What happens when the Justice Department files a brief against a federal agency?
Last fall, in PHH Corporation v. CFPB, the U.S. Court of Appeals for the D.C. Circuit held that the structure of the Consumer Financial Protection Bureau (CFPB) is unconstitutional, at least insofar as the President may only remove the agency head for cause. Although the Supreme Court has upheld such limits on removal for the heads of other independent agencies, as with the Federal Trade Commission in Humphrey’s Exexcutor, all such cases involved agencies headed by bi-partisan, multi-member commissions or boards. The CFPB’s unique structure, the court concluded, made it uniquely unaccountable. On that basis, the court struck down the provision limiting removal of the head of the CFPB for cause. As Judge Kavanaugh explained: “the CFPB now will operate as an executive agency. The President of the United States now has the power to supervise and direct the Director of the CFPB, and may remove the Director at will at any time.”
The CFPB was understandably upset with this provision, and quickly announced its intention to seek review. Within a week of the decision, the CFPB critiqued the D.C. Circuit’s decision in a filing in another court, declaring in a brief that “The panel decision was wrongly decided and is not likely to withstand further review.”
In November, just after the election, the CFPB filed a brief asking the D.C. Circuit for en banc rehearing in the case. This brief was supported by the Justice Department, which filed an amicus brief supporting the agency’s position. In February, the D.C. Circuit unsurprisingly granted the petition, vacating the decision below.
Now, however, the Department of Justice is no longer on the CFPB’s side. Yesterday, the Department of Justice filed an amicus brief in PHH Corporation v. CFPB defending the original panel decision. According to the brief, the CFPB’s structure, as drafted by Congress, is unconstitutional and the President must have the authority to remove the head of the agency, even if solely due to a policy disagreement. As the Justice Department’s brief explains:
The principal constitutional question in this case is whether the exception to the President’s removal authority recognized in Humphrey’s Executor should be extended by this Court beyond multi-member regulatory commissions to an agency headed by a single Director.
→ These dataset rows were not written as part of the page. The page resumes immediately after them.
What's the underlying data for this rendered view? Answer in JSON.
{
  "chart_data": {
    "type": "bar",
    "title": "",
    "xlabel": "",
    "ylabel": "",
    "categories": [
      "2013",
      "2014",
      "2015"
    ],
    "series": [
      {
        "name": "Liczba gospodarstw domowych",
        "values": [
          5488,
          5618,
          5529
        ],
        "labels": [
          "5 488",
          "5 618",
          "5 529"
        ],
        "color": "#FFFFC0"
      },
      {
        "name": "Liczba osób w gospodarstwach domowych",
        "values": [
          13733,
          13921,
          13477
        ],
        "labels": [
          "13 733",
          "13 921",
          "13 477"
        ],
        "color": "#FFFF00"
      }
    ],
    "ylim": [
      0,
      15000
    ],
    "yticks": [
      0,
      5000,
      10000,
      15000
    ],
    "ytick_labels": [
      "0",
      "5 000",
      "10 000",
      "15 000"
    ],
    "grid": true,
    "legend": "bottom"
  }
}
While we do not agree with all of the reasoning in the panel’s opinion, the United States agrees with the panel’s conclusion that singleheaded agencies are meaningfully different from the type of multi-member regulatory commission addressed in Humphrey’s Executor.
The Supreme Court’s analysis in Humphrey’s Executor was premised on the nature of the FTC as a continuing deliberative body, composed of several members with staggered terms to maintain institutional expertise and promote a measure of stability that would not be immediately undermined by political vicissitudes. A singleheaded agency, of course, lacks those critical structural attributes that have been thought to justify “independent” status for multi-member regulatory commissions. Moreover, because a single agency head is unchecked by the constraints of group decision-making among members appointed by different Presidents, there is a greater risk that an “independent” agency headed by a single person will engage in extreme departures from the President’s executive policy. And as the panel recognized, while multi-member regulatory commissions sharing the characteristics of the FTC discussed in Humphrey’s Executor have existed for over a century, limitations on the President’s authority to remove a single agency head are a recent development to which the Executive Branch has consistently objected.
We therefore urge the Court to decline to extend the exception recognized in Humphrey’s Executor in this case. In addition, in our view, the panel correctly applied severability principles and therefore properly struck down only the for-cause removal restrictions.
Given the make-up of the D.C. Circuit, I would be surprised if the CFPB lost in the en banc proceeding. I doubt there are six votes to hold the for cause limitation on removal unconstitutional. But the D.C. Circuit will not be the last stop in this litigation. Should PHH Corporation lose en banc, there is little question they will seek certiorari, and every reason to expect the Supreme Court to hear the case.
Should PHH Corporation v. CFPB reach the Supreme Court, we could be faced with the unusual situation of the Justice Department opposing a federal agency before the court. While the CFPB has independent litigating authority, independent agencies are typically represented by the Office of the Solicitor General before the Supreme Court. What does this mean? One possibility is that the SG could defend the constitutionality of the relevant statutory position despite the Administration’s opposition. I think this is unlikely, however. Another possibility is that the SG’s office will adopt the so-called “dueling briefs” approach, in which it files two briefs — one defending the CFPB, and one explaining the Administration’s position. This approach is unusual, but it has been used before, most notably in Buckley v. Valeo, where the Justice Department believed some of the relevant statutory provisions enforced by the Federal Election Commission were unconstitutional. Alternatively, the Court, or DOJ, might seek to allow another lawyer argue on the CFPB’s behalf.
Whatever course DOJ eventually takes, the prospect of the federal government opposing a federal agency in the Supreme Court is yet one more reason this is a case to watch.